Being different sucks, but if you're smart you can make your differences into something awesome!
I'm Aaron, and of the Rejects I'm the youngest and the BIGGEST member. You probably noticed that I had a word in all caps? There's a reason for that. BIG describes something large so I think it should be in all caps! My journal,my grammar rules : ))
I'm a BIG kid, there's no denying it. I was close to 10 pounds when I was born, and that was just the beginning. I've always been somewhere between the 95th and 99th percentile for size and weight in my age, and being BIG like that makes you a target. I've been picked on since I started school, but I learned early on to fight back, or in my case kick the bully's ass when necessary.
People also assume when you're BIG that you're fat, but my body fat's been tested at 13%, which my pediatrician tells me is good but I really wish my nipples didn't stick out : (( I'm just wide and solid (5'-10" 185 pounds), the football coach's dream for a linebacker or center. Too bad I hate football! I love soccer and baseball, and most people laugh when they see a BIG guy like me playing soccer. Go on YouTube and you'll see a shit load of videos making fun of BIG kids, but how many do you see that show them being awesome?
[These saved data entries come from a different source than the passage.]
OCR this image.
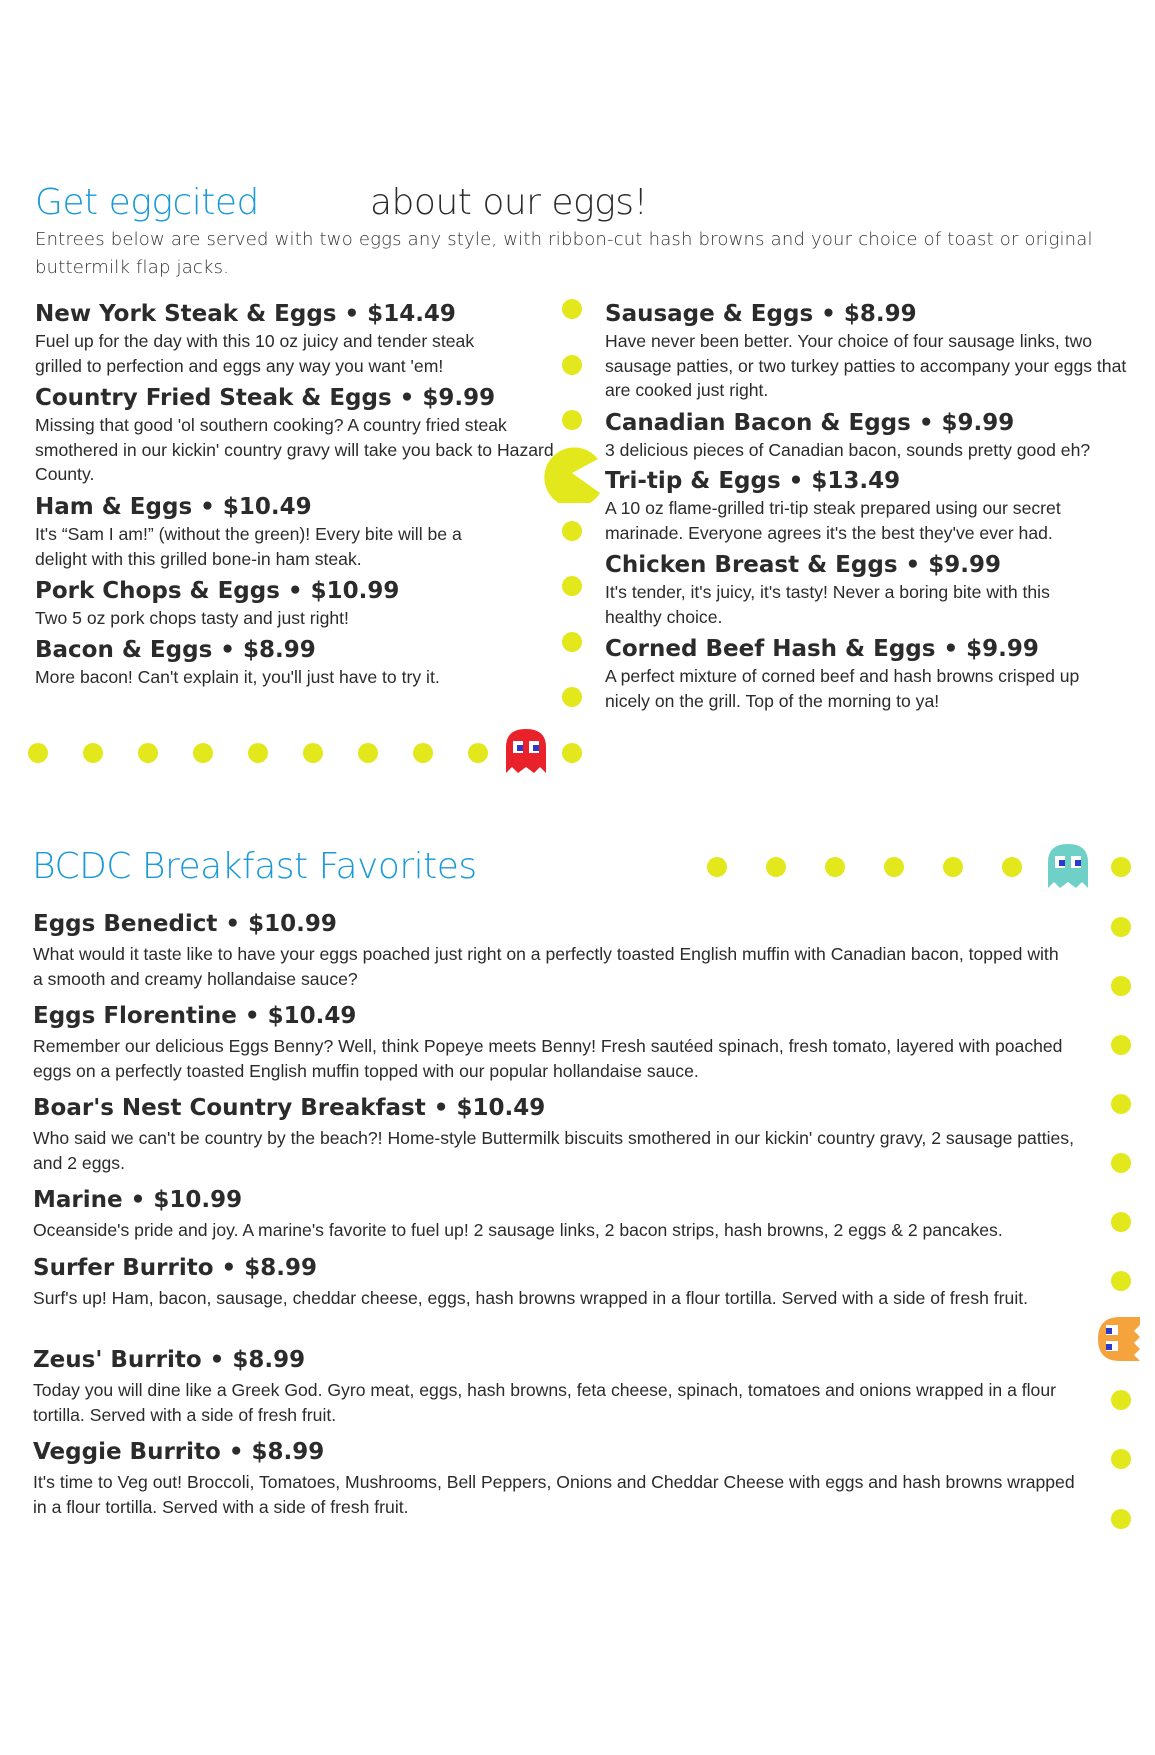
Get eggcited	about our eggs!
Entrees below are served with two eggs any style, with ribbon-cut hash browns and your choice of toast or original buttermilk flap jacks.
New York Steak & Eggs • $14.49
Fuel up for the day with this 10 oz juicy and tender steak grilled to perfection and eggs any way you want 'em!
Country Fried Steak & Eggs • $9.99
Missing that good 'ol southern cooking? A country fried steak smothered in our kickin' country gravy will take you back to Hazard County.
Ham & Eggs • $10.49
It's “Sam I am!” (without the green)! Every bite will be a delight with this grilled bone-in ham steak.
Pork Chops & Eggs • $10.99
Two 5 oz pork chops tasty and just right!
Bacon & Eggs • $8.99
More bacon! Can't explain it, you'll just have to try it.
Sausage & Eggs • $8.99
Have never been better. Your choice of four sausage links, two sausage patties, or two turkey patties to accompany your eggs that are cooked just right.
Canadian Bacon & Eggs • $9.99
3 delicious pieces of Canadian bacon, sounds pretty good eh?
Tri-tip & Eggs • $13.49
A 10 oz flame-grilled tri-tip steak prepared using our secret marinade. Everyone agrees it's the best they've ever had.
Chicken Breast & Eggs • $9.99
It's tender, it's juicy, it's tasty! Never a boring bite with this healthy choice.
Corned Beef Hash & Eggs • $9.99
A perfect mixture of corned beef and hash browns crisped up nicely on the grill. Top of the morning to ya!
BCDC Breakfast Favorites
Eggs Benedict • $10.99
What would it taste like to have your eggs poached just right on a perfectly toasted English muffin with Canadian bacon, topped with a smooth and creamy hollandaise sauce?
Eggs Florentine • $10.49
Remember our delicious Eggs Benny? Well, think Popeye meets Benny! Fresh sautéed spinach, fresh tomato, layered with poached eggs on a perfectly toasted English muffin topped with our popular hollandaise sauce.
Boar's Nest Country Breakfast • $10.49
Who said we can't be country by the beach?! Home-style Buttermilk biscuits smothered in our kickin' country gravy, 2 sausage patties, and 2 eggs.
Marine • $10.99
Oceanside's pride and joy. A marine's favorite to fuel up! 2 sausage links, 2 bacon strips, hash browns, 2 eggs & 2 pancakes.
Surfer Burrito • $8.99
Surf's up! Ham, bacon, sausage, cheddar cheese, eggs, hash browns wrapped in a flour tortilla. Served with a side of fresh fruit.
Zeus' Burrito • $8.99
Today you will dine like a Greek God. Gyro meat, eggs, hash browns, feta cheese, spinach, tomatoes and onions wrapped in a flour tortilla. Served with a side of fresh fruit.
Veggie Burrito • $8.99
It's time to Veg out! Broccoli, Tomatoes, Mushrooms, Bell Peppers, Onions and Cheddar Cheese with eggs and hash browns wrapped in a flour tortilla. Served with a side of fresh fruit.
When you're BIG finding clothes that fit is a fucking nightmare. I've been getting mine from the men's department since I was seven, and almost nothing ever fits right off the shelf. Luckily I can wear shorts most of the time, but why the fuck are they SO LONG!!!!!! Shoes are even worse. I wear a size 11 WIDE (like me). Not too many choices, especially in running shoes. Believe it or not I like to run. I'm not going to set any world records but I love the adrenaline rush.
I haven't talked about what it's like being BIG and gay, but I will. I'll just say for now that it sucks.
Originally, my first journal was going to be very different, but Dante (my best friend) felt that I should try to write something funny that reflects my BIG personality before I write about my past and how I got where I am now.
I'll warn you, my past sucks. It's full of abuse,pain,suffering and choices that I don't think anyone should ever have to make. I'm in a better place now. My second family is awesome, but they don't everything about my past. I think that's a good thing.